Edward Hall introduces Race

Posted on 20 May 2013.

Posted in: HT Blogs

Edward Hall introduces Race

I read David Mamet’s Race soon after joining Hampstead – it had just opened on Broadway – and immediately knew I wanted to produce it here. But I also knew – having met David when I directed his Edmond with Kenneth Branagh at the National Theatre – that we would have to earn the right to give the UK premiere.

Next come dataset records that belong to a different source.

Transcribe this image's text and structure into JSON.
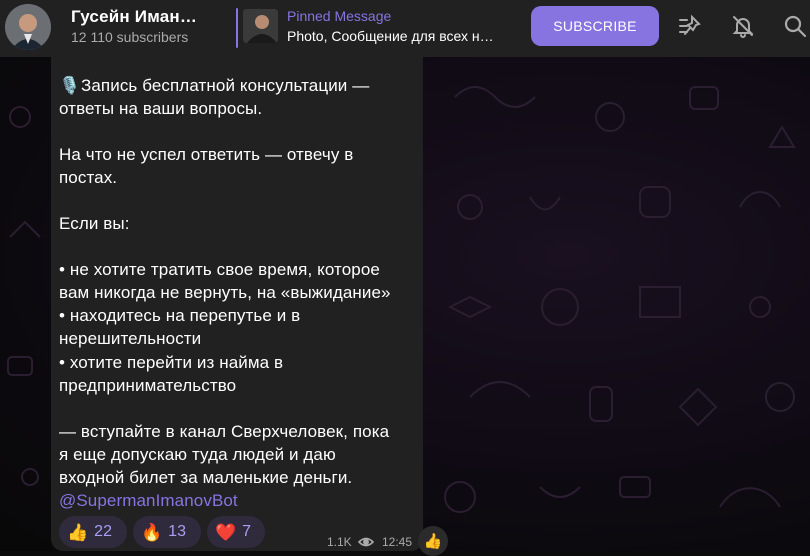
{
  "header": {
    "channel_name": "Гусейн Иман…",
    "subscribers": "12 110 subscribers",
    "pinned_label": "Pinned Message",
    "pinned_preview": "Photo, Сообщение для всех н…",
    "subscribe_label": "SUBSCRIBE",
    "icons": [
      "pinned-list-icon",
      "mute-bell-icon",
      "search-icon"
    ]
  },
  "message": {
    "lines": [
      "Запись бесплатной консультации —",
      "ответы на ваши вопросы.",
      "",
      "На что не успел ответить — отвечу в",
      "постах.",
      "",
      "Если вы:",
      "",
      "• не хотите тратить свое время, которое",
      "вам никогда не вернуть, на «выжидание»",
      "• находитесь на перепутье и в",
      "нерешительности",
      "• хотите перейти из найма в",
      "предпринимательство",
      "",
      "— вступайте в канал Сверхчеловек, пока",
      "я еще допускаю туда людей и даю",
      "входной билет за маленькие деньги."
    ],
    "link": "@SupermanImanovBot",
    "reactions": [
      {
        "emoji": "👍",
        "count": "22"
      },
      {
        "emoji": "🔥",
        "count": "13"
      },
      {
        "emoji": "❤️",
        "count": "7"
      }
    ],
    "views": "1.1K",
    "time": "12:45",
    "side_reaction": "👍"
  },
  "colors": {
    "accent": "#8774e1",
    "header_bg": "#212121",
    "bubble_bg": "#212121"
  }
}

In 2011, as we were reshaping Hampstead, we received a complimentary copy of Theatre: Mamet’s brilliant, trenchant and argumentative book of ideas about our art form. The book influenced – consciously or otherwise – aspects of the revived Hampstead: the way we use Downstairs, the play-by-play approach to marketing, the absurdly small staff focussed exclusively on work on stage… Some of this was driven by pragmatism – the situation was perilous and we needed to break a cycle of failure, so our eventual model shares many characteristics with the Commercial Theatre. But Mamet challenges the role of subsidy in theatre altogether – he argues that it can sometimes reduce a theatre’s dependence on the approval of its audiences, and can turn Creatively-driven institutions into Administratively-driven ones.

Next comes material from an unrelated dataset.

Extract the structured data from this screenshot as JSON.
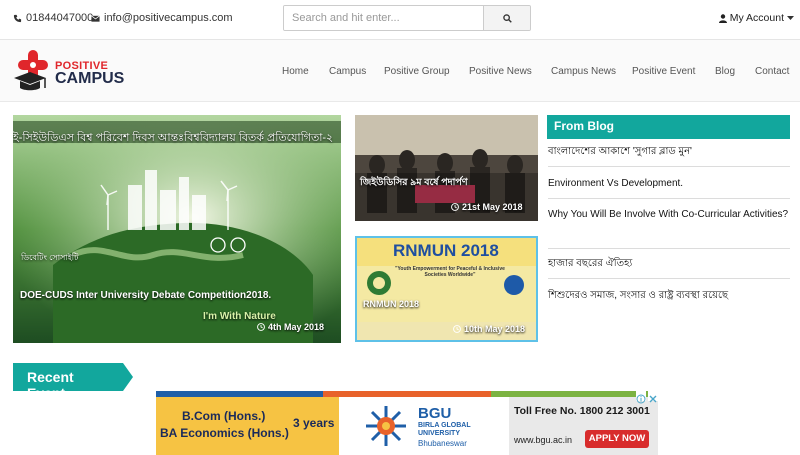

That doesn’t happen in the UK – where as almost everybody knows Government support generates a handsome return on investment whilst releasing rather than stifling creativity. And at Hampstead, where our grant comes nowhere near covering even our overhead, we can obviously only survive with the Public’s approval and support – as ticket buyers, Patrons and Friends. In the last financial year our Main Stage work from Chariots to Longing played to an average 98.2% occupancy, whilst Downstairs work consistently sold out and we comfortably exceeded our Development target. But it’s not enough: there is no possible model for a theatre of this scale without subsidy, and you cannot run it more efficiently than we do. So make no mistake, if the relentless bacon slicing of Arts Council grants (a further 1.09% just the other week) gets too close to the bone, we will close.

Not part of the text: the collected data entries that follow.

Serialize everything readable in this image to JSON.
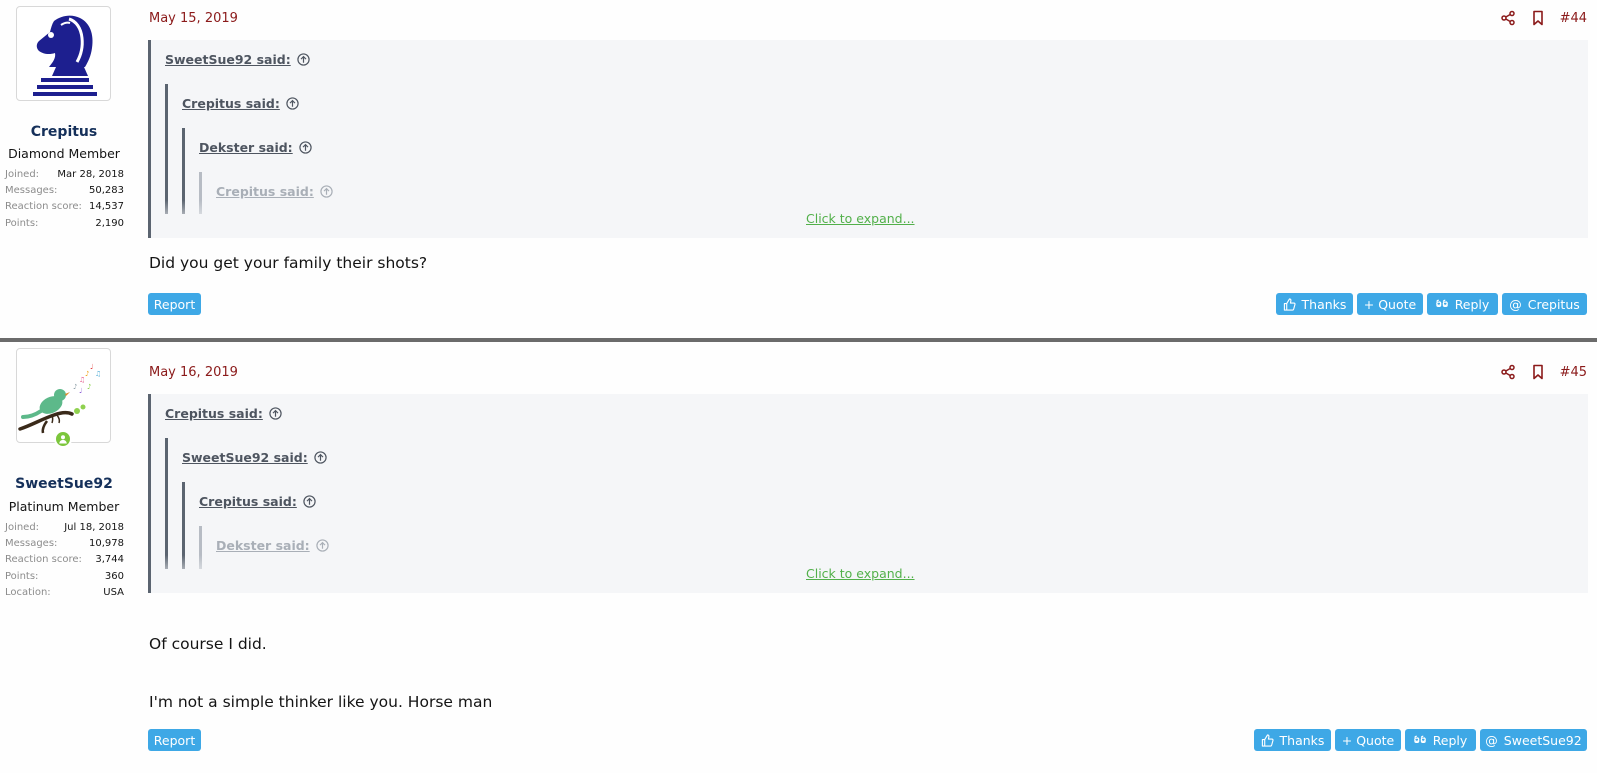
{
  "posts": [
    {
      "author": {
        "username": "Crepitus",
        "title": "Diamond Member",
        "avatar_icon": "chess-knight-icon",
        "stats": [
          {
            "label": "Joined:",
            "value": "Mar 28, 2018"
          },
          {
            "label": "Messages:",
            "value": "50,283"
          },
          {
            "label": "Reaction score:",
            "value": "14,537"
          },
          {
            "label": "Points:",
            "value": "2,190"
          }
        ]
      },
      "date": "May 15, 2019",
      "post_number": "#44",
      "quotes": [
        {
          "label": "SweetSue92 said:"
        },
        {
          "label": "Crepitus said:"
        },
        {
          "label": "Dekster said:"
        },
        {
          "label": "Crepitus said:"
        }
      ],
      "expand_label": "Click to expand...",
      "body": [
        "Did you get your family their shots?"
      ],
      "report_label": "Report",
      "actions": {
        "thanks": "Thanks",
        "quote": "+ Quote",
        "reply": "Reply",
        "mention": "Crepitus"
      }
    },
    {
      "author": {
        "username": "SweetSue92",
        "title": "Platinum Member",
        "avatar_icon": "singing-bird-icon",
        "stats": [
          {
            "label": "Joined:",
            "value": "Jul 18, 2018"
          },
          {
            "label": "Messages:",
            "value": "10,978"
          },
          {
            "label": "Reaction score:",
            "value": "3,744"
          },
          {
            "label": "Points:",
            "value": "360"
          },
          {
            "label": "Location:",
            "value": "USA"
          }
        ]
      },
      "date": "May 16, 2019",
      "post_number": "#45",
      "quotes": [
        {
          "label": "Crepitus said:"
        },
        {
          "label": "SweetSue92 said:"
        },
        {
          "label": "Crepitus said:"
        },
        {
          "label": "Dekster said:"
        }
      ],
      "expand_label": "Click to expand...",
      "body": [
        "Of course I did.",
        "I'm not a simple thinker like you. Horse man"
      ],
      "report_label": "Report",
      "actions": {
        "thanks": "Thanks",
        "quote": "+ Quote",
        "reply": "Reply",
        "mention": "SweetSue92"
      }
    }
  ],
  "colors": {
    "accent": "#3ea8e6",
    "date": "#8b1a1a",
    "username": "#15305a",
    "expand_link": "#52b04a",
    "quote_bg": "#f5f6f8"
  }
}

To prevent this attritional cutting becoming damaging, we can only turn to you to fill the gap. We recognise that we must continue to earn your confidence – but your confidence will obviously depend on our protecting the standard of Hampstead’s work… Of course, we did eventually win David Mamet’s confidence; sufficiently for him to agree to our doing his extraordinary play. Do enjoy its UK premiere – it’s a major event.